The embroidery design of these panels was created by Cynthia Colosimo Robbins and embroidered by: Ruby Brenton, Anne Byrne, Lucy Byrne, Dorothy Loughery, Joan Simmonds, Daphne Symmonds and Doris Randell.

The French Shore Historical Society is also interested in exhibiting around Newfoundland and the rest of Canada. If groups are interested in having this exhibit, please contact The French Shore Historical Society, P.O. Box 29, Conche, NL A0K 1Y0, CANADA or via email:

Please enjoy the exhibit (each piece was accompanied by a written account of its historical significance which I did not include here).

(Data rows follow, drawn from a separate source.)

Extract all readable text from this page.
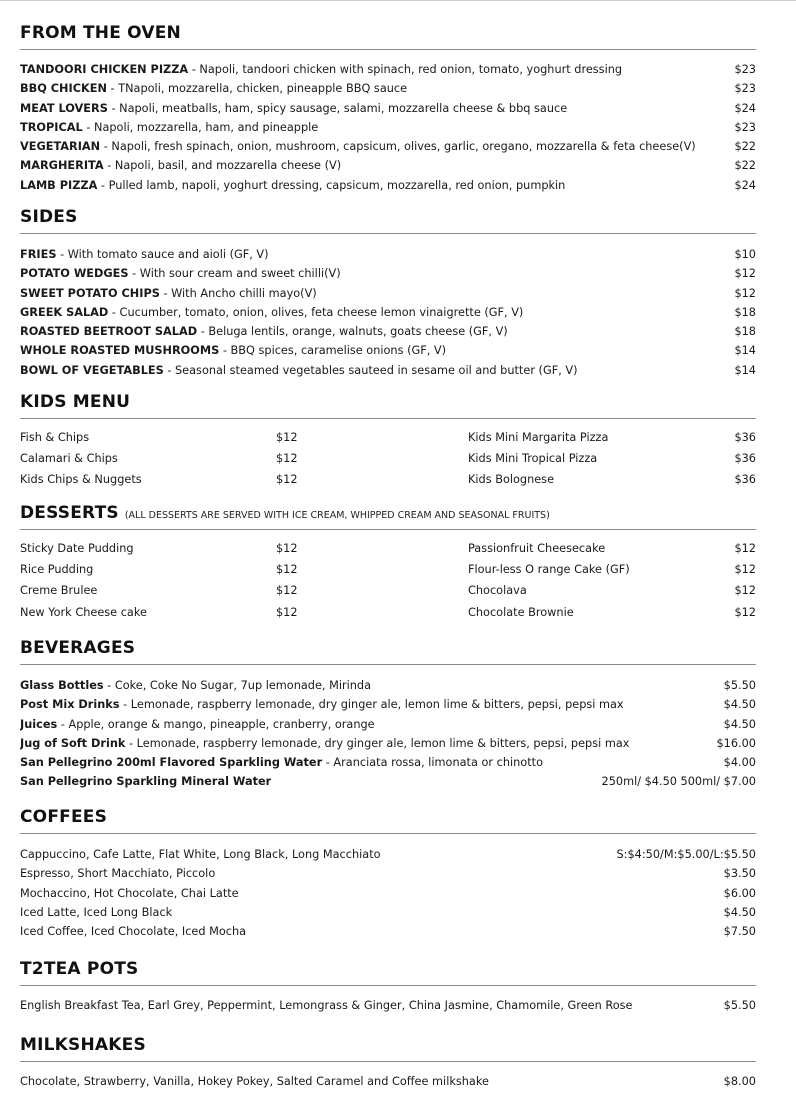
FROM THE OVEN
TANDOORI CHICKEN PIZZA - Napoli, tandoori chicken with spinach, red onion, tomato, yoghurt dressing	$23
BBQ CHICKEN - TNapoli, mozzarella, chicken, pineapple BBQ sauce	$23
MEAT LOVERS - Napoli, meatballs, ham, spicy sausage, salami, mozzarella cheese & bbq sauce	$24
TROPICAL - Napoli, mozzarella, ham, and pineapple	$23
VEGETARIAN - Napoli, fresh spinach, onion, mushroom, capsicum, olives, garlic, oregano, mozzarella & feta cheese(V)	$22
MARGHERITA - Napoli, basil, and mozzarella cheese (V)	$22
LAMB PIZZA - Pulled lamb, napoli, yoghurt dressing, capsicum, mozzarella, red onion, pumpkin	$24
SIDES
FRIES - With tomato sauce and aioli (GF, V)	$10
POTATO WEDGES - With sour cream and sweet chilli(V)	$12
SWEET POTATO CHIPS - With Ancho chilli mayo(V)	$12
GREEK SALAD - Cucumber, tomato, onion, olives, feta cheese lemon vinaigrette (GF, V)	$18
ROASTED BEETROOT SALAD - Beluga lentils, orange, walnuts, goats cheese (GF, V)	$18
WHOLE ROASTED MUSHROOMS - BBQ spices, caramelise onions (GF, V)	$14
BOWL OF VEGETABLES - Seasonal steamed vegetables sauteed in sesame oil and butter (GF, V)	$14
KIDS MENU
Fish & Chips	$12	Kids Mini Margarita Pizza	$36
Calamari & Chips	$12	Kids Mini Tropical Pizza	$36
Kids Chips & Nuggets	$12	Kids Bolognese	$36
DESSERTS (ALL DESSERTS ARE SERVED WITH ICE CREAM, WHIPPED CREAM AND SEASONAL FRUITS)
Sticky Date Pudding	$12	Passionfruit Cheesecake	$12
Rice Pudding	$12	Flour-less O range Cake (GF)	$12
Creme Brulee	$12	Chocolava	$12
New York Cheese cake	$12	Chocolate Brownie	$12
BEVERAGES
Glass Bottles - Coke, Coke No Sugar, 7up lemonade, Mirinda	$5.50
Post Mix Drinks - Lemonade, raspberry lemonade, dry ginger ale, lemon lime & bitters, pepsi, pepsi max	$4.50
Juices - Apple, orange & mango, pineapple, cranberry, orange	$4.50
Jug of Soft Drink - Lemonade, raspberry lemonade, dry ginger ale, lemon lime & bitters, pepsi, pepsi max	$16.00
San Pellegrino 200ml Flavored Sparkling Water - Aranciata rossa, limonata or chinotto	$4.00
San Pellegrino Sparkling Mineral Water	250ml/ $4.50 500ml/ $7.00
COFFEES
Cappuccino, Cafe Latte, Flat White, Long Black, Long Macchiato	S:$4:50/M:$5.00/L:$5.50
Espresso, Short Macchiato, Piccolo	$3.50
Mochaccino, Hot Chocolate, Chai Latte	$6.00
Iced Latte, Iced Long Black	$4.50
Iced Coffee, Iced Chocolate, Iced Mocha	$7.50
T2TEA POTS
English Breakfast Tea, Earl Grey, Peppermint, Lemongrass & Ginger, China Jasmine, Chamomile, Green Rose	$5.50
MILKSHAKES
Chocolate, Strawberry, Vanilla, Hokey Pokey, Salted Caramel and Coffee milkshake	$8.00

Revival of French Culture in Atlantic Canada

The Acadian Deportation and the Destruction of Louisbourg
The French in Labrador

The Treaty of Utrecht 1713

D'Iberville's Avalon Peninsula Campaign

close-up of above embroidery
Plaisance, France's Colony in Newfoundland

Newfoundland Cod Fishery


  1. These are all amazingly incredible. The attention to stitching detail must have taken a huge amount of time and dedication. So glad you were able to get permission to share them with us.

    1. Yes, they are magnificent! Glad I could see them up close.

  2. Wow!What an exhibition this is!I can't stop admiring people who can stitch so much so well!AriadnefromGreece!

  3. The embroidery is amazing! What a great way to provide a pictoral of the history! Thank you!

  4. Fascinating and beautiful. Thank you for sharing.